Recent government attacks on vulnerable Rohingya communities in Myanmar show how technology is also increasingly exposing and documenting otherwise hidden violations of human rights and refugee treaties. Human rights researchers have used Earth observation data to track troop movements, evidence of expulsions, razing of villages and mass killings. Meanwhile photos and video that individuals supplied through mobile phones were channeled through secure cloud platforms such as the Eyewitness to Atrocities portal. ML and AI were used to automate EO data and video imagery analysis. Groups like Amnesty International and SITU Research aggregated the data to generate virtual reality visualizations of settings where violations occurred. EO data was cited in the Gambia v. Myanmar case before the International Court of Justice. Voluminous records of hate speech on Facebook that fueled attacks on Rohingya are being collected and analyzed using ML for the case as well.
Risks and rewards
Despite evident progress, intelligent treaty systems are still emerging and experimental. Yet indications are that the value of technology is gaining recognition and will prove transformative. Certainly, numerous challenges must be overcome to realize technology’s full potential. At a basic level, all the scientific knowledge in the world won’t matter if governments don’t act on it and live up to their treaty obligations.

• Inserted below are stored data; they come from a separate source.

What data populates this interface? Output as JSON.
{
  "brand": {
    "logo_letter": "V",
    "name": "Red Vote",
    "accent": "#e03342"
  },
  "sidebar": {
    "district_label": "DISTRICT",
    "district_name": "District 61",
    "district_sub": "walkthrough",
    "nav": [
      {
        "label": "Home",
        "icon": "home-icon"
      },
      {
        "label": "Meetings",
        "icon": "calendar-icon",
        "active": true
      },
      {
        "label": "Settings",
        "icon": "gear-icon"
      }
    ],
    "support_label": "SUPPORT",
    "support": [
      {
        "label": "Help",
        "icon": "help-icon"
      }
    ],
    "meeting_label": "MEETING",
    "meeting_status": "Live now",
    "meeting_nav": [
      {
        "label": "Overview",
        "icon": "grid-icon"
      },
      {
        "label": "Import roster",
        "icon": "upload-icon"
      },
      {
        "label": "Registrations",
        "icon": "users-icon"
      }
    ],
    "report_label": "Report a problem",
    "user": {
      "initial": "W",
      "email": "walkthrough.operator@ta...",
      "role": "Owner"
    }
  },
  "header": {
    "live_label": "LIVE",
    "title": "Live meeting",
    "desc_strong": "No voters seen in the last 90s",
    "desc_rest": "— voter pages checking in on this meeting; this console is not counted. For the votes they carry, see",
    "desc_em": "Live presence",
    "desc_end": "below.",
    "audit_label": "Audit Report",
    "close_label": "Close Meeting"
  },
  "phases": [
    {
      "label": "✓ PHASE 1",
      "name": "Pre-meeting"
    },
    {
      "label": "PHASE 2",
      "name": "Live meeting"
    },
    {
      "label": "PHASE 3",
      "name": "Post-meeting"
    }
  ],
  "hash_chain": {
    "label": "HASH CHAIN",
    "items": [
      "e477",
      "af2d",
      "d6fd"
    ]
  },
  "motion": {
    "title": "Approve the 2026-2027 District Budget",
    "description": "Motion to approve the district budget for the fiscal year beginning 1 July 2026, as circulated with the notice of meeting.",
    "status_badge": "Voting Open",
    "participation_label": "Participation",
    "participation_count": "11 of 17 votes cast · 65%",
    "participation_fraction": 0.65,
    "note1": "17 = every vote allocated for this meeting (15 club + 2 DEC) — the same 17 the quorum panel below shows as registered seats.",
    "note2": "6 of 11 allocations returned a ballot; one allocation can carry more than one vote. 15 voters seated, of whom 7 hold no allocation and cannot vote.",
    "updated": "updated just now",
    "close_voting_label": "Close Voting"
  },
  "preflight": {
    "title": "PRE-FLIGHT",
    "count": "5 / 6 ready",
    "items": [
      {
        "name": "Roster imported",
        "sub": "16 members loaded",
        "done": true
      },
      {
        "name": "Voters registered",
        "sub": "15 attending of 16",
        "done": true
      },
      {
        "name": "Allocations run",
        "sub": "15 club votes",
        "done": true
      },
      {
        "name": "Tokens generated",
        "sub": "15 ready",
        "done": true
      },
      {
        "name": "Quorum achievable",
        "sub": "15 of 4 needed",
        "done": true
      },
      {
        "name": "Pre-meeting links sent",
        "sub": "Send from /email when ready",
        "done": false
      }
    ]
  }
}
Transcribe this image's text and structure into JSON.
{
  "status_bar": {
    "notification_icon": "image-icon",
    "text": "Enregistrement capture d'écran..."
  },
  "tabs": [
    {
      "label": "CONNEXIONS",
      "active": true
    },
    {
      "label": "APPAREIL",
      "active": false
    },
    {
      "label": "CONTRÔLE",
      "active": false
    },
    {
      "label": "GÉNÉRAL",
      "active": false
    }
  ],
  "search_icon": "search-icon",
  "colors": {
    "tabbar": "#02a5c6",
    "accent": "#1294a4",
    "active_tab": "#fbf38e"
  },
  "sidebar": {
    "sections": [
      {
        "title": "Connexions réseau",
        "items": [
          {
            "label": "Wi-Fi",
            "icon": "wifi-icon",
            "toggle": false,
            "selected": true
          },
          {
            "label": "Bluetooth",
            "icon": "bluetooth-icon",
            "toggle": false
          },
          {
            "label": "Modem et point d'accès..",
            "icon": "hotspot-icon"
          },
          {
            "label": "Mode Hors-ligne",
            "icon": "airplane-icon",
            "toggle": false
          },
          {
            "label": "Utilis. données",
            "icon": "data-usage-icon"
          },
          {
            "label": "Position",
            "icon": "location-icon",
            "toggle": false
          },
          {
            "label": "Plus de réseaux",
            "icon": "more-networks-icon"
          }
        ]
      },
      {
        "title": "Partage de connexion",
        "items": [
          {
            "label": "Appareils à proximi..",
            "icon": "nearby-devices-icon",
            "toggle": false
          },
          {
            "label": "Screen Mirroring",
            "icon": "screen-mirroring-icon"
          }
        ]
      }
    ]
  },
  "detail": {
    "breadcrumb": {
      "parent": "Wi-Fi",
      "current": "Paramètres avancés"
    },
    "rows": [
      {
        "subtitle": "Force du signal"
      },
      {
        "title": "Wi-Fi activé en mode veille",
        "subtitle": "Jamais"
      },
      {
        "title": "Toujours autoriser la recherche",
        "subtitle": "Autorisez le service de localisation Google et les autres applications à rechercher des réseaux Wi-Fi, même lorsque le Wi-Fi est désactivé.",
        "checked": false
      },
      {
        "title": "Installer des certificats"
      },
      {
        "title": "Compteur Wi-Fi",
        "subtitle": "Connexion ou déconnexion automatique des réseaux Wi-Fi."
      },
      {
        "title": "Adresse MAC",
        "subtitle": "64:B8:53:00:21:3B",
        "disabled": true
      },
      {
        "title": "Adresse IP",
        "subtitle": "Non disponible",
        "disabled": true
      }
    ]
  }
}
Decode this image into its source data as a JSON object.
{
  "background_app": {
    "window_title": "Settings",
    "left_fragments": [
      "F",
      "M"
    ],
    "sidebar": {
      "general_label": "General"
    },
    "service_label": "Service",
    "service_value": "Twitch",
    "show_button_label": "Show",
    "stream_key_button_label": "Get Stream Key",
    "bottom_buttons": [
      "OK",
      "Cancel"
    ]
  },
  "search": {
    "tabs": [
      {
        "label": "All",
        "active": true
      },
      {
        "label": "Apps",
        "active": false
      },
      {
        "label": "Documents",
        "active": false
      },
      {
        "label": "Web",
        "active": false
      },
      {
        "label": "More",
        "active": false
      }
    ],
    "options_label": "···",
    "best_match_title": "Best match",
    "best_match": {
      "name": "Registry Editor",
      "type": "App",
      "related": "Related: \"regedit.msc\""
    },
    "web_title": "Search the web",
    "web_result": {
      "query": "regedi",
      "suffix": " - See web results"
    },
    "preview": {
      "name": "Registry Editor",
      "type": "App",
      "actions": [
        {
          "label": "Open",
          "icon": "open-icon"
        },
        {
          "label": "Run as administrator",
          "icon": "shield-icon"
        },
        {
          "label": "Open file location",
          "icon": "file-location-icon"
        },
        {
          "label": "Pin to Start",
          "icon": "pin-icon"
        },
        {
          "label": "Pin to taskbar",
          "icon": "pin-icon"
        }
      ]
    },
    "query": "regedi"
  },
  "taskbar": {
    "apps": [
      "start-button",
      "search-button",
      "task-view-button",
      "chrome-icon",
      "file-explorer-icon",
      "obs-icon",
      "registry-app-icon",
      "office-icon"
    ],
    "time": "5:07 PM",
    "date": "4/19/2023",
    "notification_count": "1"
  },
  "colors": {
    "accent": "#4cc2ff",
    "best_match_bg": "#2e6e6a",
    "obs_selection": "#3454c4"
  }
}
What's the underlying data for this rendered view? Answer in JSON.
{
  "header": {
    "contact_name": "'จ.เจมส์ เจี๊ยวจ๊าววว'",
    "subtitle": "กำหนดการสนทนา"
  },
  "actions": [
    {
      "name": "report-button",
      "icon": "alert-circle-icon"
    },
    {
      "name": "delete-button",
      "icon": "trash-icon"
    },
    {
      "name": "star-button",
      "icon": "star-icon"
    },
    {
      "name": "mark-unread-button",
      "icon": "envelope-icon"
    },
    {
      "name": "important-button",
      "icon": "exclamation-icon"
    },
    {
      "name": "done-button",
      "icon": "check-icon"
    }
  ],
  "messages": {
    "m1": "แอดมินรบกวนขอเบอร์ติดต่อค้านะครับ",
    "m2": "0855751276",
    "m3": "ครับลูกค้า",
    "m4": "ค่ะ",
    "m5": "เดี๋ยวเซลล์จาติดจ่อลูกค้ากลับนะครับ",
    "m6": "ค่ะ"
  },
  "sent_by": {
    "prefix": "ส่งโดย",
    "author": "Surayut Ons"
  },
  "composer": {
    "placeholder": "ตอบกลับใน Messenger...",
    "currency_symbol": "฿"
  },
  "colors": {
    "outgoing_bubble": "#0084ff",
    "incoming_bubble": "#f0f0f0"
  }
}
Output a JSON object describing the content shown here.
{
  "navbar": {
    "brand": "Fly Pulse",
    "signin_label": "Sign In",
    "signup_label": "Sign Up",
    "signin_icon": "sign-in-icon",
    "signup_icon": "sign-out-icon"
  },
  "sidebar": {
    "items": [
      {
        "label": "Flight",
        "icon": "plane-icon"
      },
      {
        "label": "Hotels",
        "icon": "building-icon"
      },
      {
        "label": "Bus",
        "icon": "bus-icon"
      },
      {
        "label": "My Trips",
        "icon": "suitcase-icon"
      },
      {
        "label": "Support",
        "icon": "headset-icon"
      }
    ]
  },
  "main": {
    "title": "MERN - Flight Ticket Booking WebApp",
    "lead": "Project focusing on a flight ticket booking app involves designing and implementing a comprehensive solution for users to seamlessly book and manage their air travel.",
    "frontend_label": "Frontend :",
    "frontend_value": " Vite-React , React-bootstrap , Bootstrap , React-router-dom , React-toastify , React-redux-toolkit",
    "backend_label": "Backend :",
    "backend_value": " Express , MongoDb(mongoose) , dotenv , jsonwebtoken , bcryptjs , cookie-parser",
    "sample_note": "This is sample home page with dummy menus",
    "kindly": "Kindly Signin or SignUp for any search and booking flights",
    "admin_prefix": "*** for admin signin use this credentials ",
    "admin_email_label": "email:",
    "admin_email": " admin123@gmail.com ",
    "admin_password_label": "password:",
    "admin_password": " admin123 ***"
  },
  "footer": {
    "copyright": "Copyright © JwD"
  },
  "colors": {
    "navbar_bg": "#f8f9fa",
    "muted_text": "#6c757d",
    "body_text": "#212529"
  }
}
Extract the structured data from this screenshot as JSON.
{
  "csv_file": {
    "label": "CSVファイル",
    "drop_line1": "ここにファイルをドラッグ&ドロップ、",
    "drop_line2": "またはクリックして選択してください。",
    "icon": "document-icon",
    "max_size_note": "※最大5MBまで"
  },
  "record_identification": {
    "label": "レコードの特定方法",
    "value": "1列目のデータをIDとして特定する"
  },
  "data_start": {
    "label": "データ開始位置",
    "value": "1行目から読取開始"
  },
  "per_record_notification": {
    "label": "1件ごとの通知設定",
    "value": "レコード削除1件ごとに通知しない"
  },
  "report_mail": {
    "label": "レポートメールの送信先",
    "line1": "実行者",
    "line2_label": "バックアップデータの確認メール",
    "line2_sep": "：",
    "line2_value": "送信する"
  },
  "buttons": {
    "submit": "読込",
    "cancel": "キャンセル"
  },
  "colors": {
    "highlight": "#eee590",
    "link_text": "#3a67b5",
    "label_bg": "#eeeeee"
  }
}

One drawback is the regulatory risk around data protection and privacy, especially when it concerns human rights and already vulnerable populations. Protections must be implemented to ensure data are used discreetly and anonymously where possible. AI is a further concern. The EU draft regulation on AI seeks to outlaw the use of certain technologies such as biometric identification systems in public settings, and similar to its General Data Protection Regulation would affect activities outside of Europe. Likewise, although the public sector geospatial community has made open data a global norm, efforts must be made to integrate the expansion of private sector geospatial data into global governance efforts.
Although treaties are creatures of diplomacy and typically considered rigid in nature, the story of technology’s application shows a dynamic process of bottom-up self-organization by diverse communities across public, private, nonprofit and academic sectors. These activities are likely to make major contributions that offer hope for our ability to overcome many significant planetary challenges.